It's All About Me, Right?
Sometimes, I don't do well with people who are in positions of authority. It may be the case that I have a neurotic problem with authority--in part because I grew up watching my mother struggle with sexism in her workplace, with her husband, and in the larger world. I think that having "problems with authority" may be a relatively healthy reaction to an unhealthy society, where it is often the case that those in power are harming those with less power. What is an appropriate response to oppression, other than a desire to fight back? (Of course, this is oversimplifying--other responses include caretaking of self and others, compassion and empathy. But I think a desire to fight should be in there too.)

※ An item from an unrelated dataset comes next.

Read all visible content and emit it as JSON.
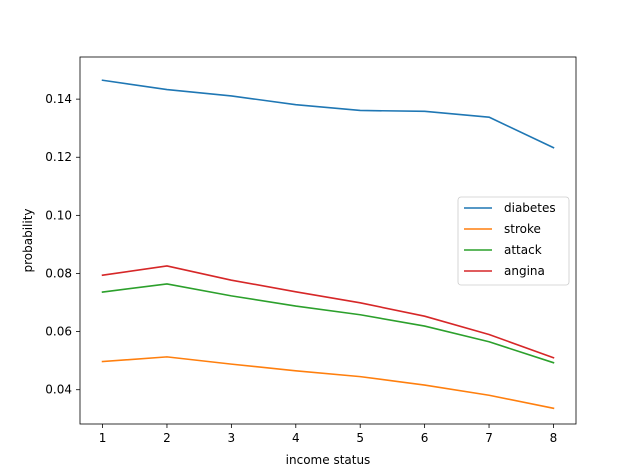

And yet, there is another aspect of my resistance-to-authority, and it is rooted in patriarchy. Men are taught The Hierarchy, and are shown over and over again, that they have a place in it--above some men, below others, above all women, etc. And generally, we are told, we should be striving to be as high up on that ladder as we can be. This is putting it very starkly, of course, but this is essentially a big part of what men are taught. So, I resist authority in part because, on some levels, I want to be higher up on that ladder of hierarchy than the men (and women, and folks of all genders) who are currently above me.

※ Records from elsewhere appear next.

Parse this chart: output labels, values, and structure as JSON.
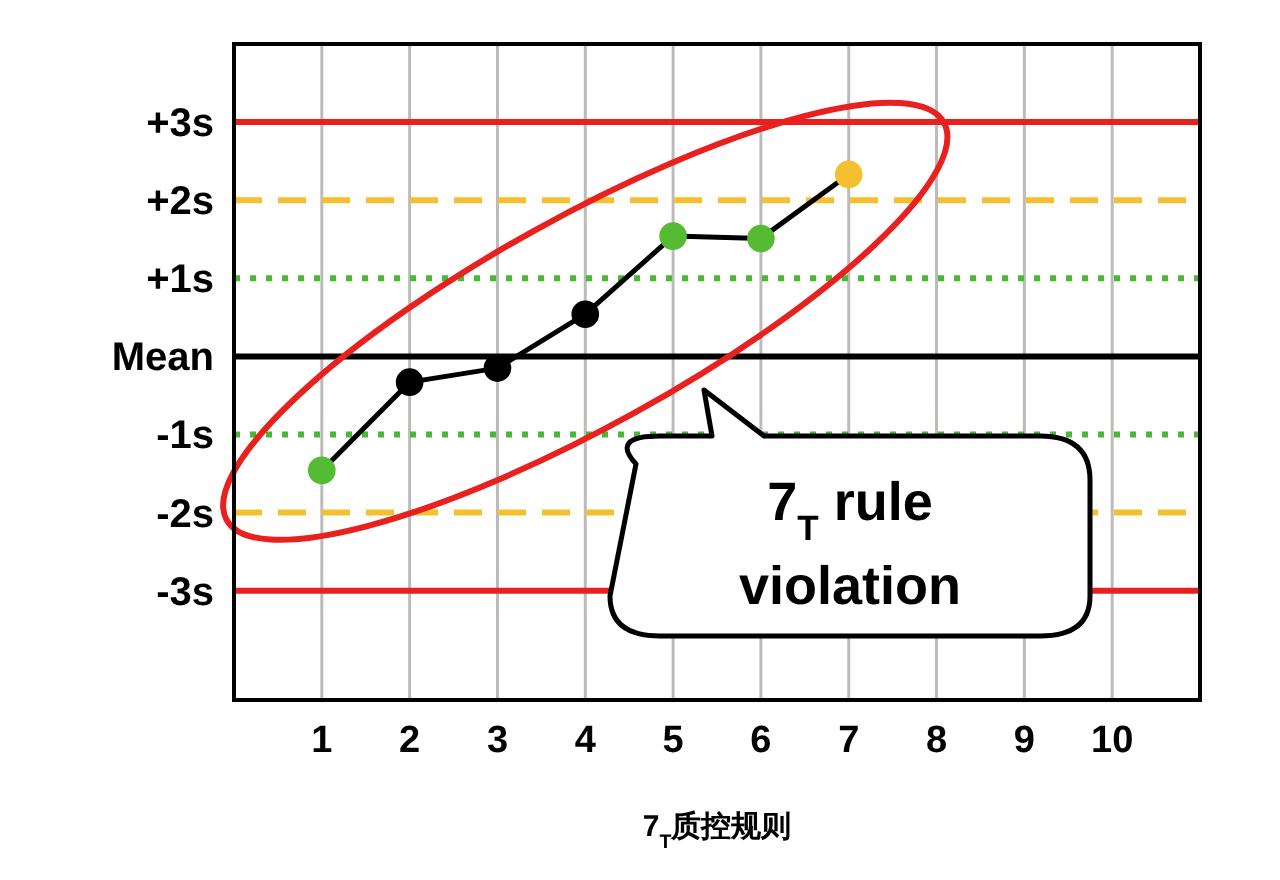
{
  "chart_data": {
    "type": "line",
    "xlabel": "7$_{T}$质控规则",
    "x": [
      1,
      2,
      3,
      4,
      5,
      6,
      7
    ],
    "series": [
      {
        "color": "#000000",
        "colors": [
          "#55bb33",
          "#000000",
          "#000000",
          "#000000",
          "#55bb33",
          "#55bb33",
          "#f5c030"
        ],
        "values": [
          -1.46,
          -0.33,
          -0.15,
          0.54,
          1.54,
          1.51,
          2.33
        ]
      }
    ],
    "xlim": [
      0,
      11
    ],
    "xticks": [
      1,
      2,
      3,
      4,
      5,
      6,
      7,
      8,
      9,
      10
    ],
    "ylim": [
      -4.4,
      4
    ],
    "yticks": [
      {
        "value": -3,
        "label": "-3s"
      },
      {
        "value": -2,
        "label": "-2s"
      },
      {
        "value": -1,
        "label": "-1s"
      },
      {
        "value": 0,
        "label": "Mean"
      },
      {
        "value": 1,
        "label": "+1s"
      },
      {
        "value": 2,
        "label": "+2s"
      },
      {
        "value": 3,
        "label": "+3s"
      }
    ],
    "grid": "x",
    "marker": "circle",
    "line_style": "solid",
    "ref_lines": [
      {
        "axis": "y",
        "value": 3,
        "color": "#e8201e",
        "line_style": "solid"
      },
      {
        "axis": "y",
        "value": 2,
        "color": "#f5c030",
        "line_style": "dashed"
      },
      {
        "axis": "y",
        "value": 1,
        "color": "#44bb33",
        "line_style": "dotted"
      },
      {
        "axis": "y",
        "value": 0,
        "color": "#000000",
        "line_style": "solid"
      },
      {
        "axis": "y",
        "value": -1,
        "color": "#44bb33",
        "line_style": "dotted"
      },
      {
        "axis": "y",
        "value": -2,
        "color": "#f5c030",
        "line_style": "dashed"
      },
      {
        "axis": "y",
        "value": -3,
        "color": "#e8201e",
        "line_style": "solid"
      }
    ],
    "annotations": [
      "7$_{T}$ rule violation"
    ]
  }
}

Given these two factors, and many others, my instant reaction to having bullshit called on me, and/or being told to shut the fuck up, is that my hackles go up, and all of my defenses come to the fore. (Of course, having the safety and space to be defensive, may be a reflection/product of my own privilege.) So I am sometimes left in the following position, when somebody is attempting to call me on what they see as my own bullshit: I have to decide--Are they right, in which case I need to stand down and apologize? Or are they being bullies, in which case I need to step up and perhaps take them down a notch?
And sometimes the question is very easy to answer: If I use the word "lame" and get called out for ableist language, it's pretty clear that I need to apologize and take a step back to examine my privilege in that regard. (For some reason, "lame" has been a hard habit to break for me.) If an MRA guy tries to call me out for not including his woes around child support in a post about how women make less, on average, than men, I can be pretty assured that he's a douche and a bully, and is trying to impose his opinion in a way that isn't helpful (in part because of the aforementioned privilege that makes him think he needs to/deserves to move up the ladder with every interaction). And of course, somebody can (correctly) call me on my bullshit and also be cruel and rude about it: But that doesn't make them a bully in the sense that I'm talking about. It matters who is holding privilege--women feminists being cruel to me can cause me some pain, but they (generally) aren't using their privilege to do so. Which, y'know, matters.
Sometimes, though, it really is hard to tell whether I am responding to a sincere bullshit-call-out or a bully. And in these cases, I tend to err on the side of re-examining my own privilege, because, really, who couldn't stand to do that some more? Also: I don't have to stand up to every bully myself--I am part of various communities that do social justice work, and there are lots of people ready to stand up to bullies in those communities. And this is also a situation that will always recur: Given that I live in a patriarchal society, and given that I engage with both activists and folks in the larger world, I will sometimes screw up and get called on my own bullshit, and I will sometimes run into bullies who need to be stood up to. It just will happen.
All of which is to say that I have myriad reactions when I read Twisty's words at I Blame the Patriarchy:
But really, it’s comical, the predictability with which dudes who fancy themselves feministically enlightened just can’t seem to shut the fuck up when they are found to be duding the joint up a little too hardcore.
My first reaction is that my hackles go up. (Ok, my *first* reaction is to chuckle at "duding the joint up," because that's great use of language.) But then I reflect on where that feeling I'm having is coming from (privilege!), and where the criticism is coming from (Twisty, who knows her stuff, generally)--and I have to let it go. And it's not that I can say, "Well, she's not talking about me." She *is* talking about me, and men like me, when we screw up and can't see our privilege getting in the way of our thinking and talking. It does happen, even to those of us who are trying to not let that happen. I do my best, and I will sometimes get it wrong. Nobody likes to think of themselves like a douchebag, but all of us find ourselves saying stupid stuff sometimes, getting things wrong sometimes. So, sometimes, if I'm told to STFU, it's good to do just that.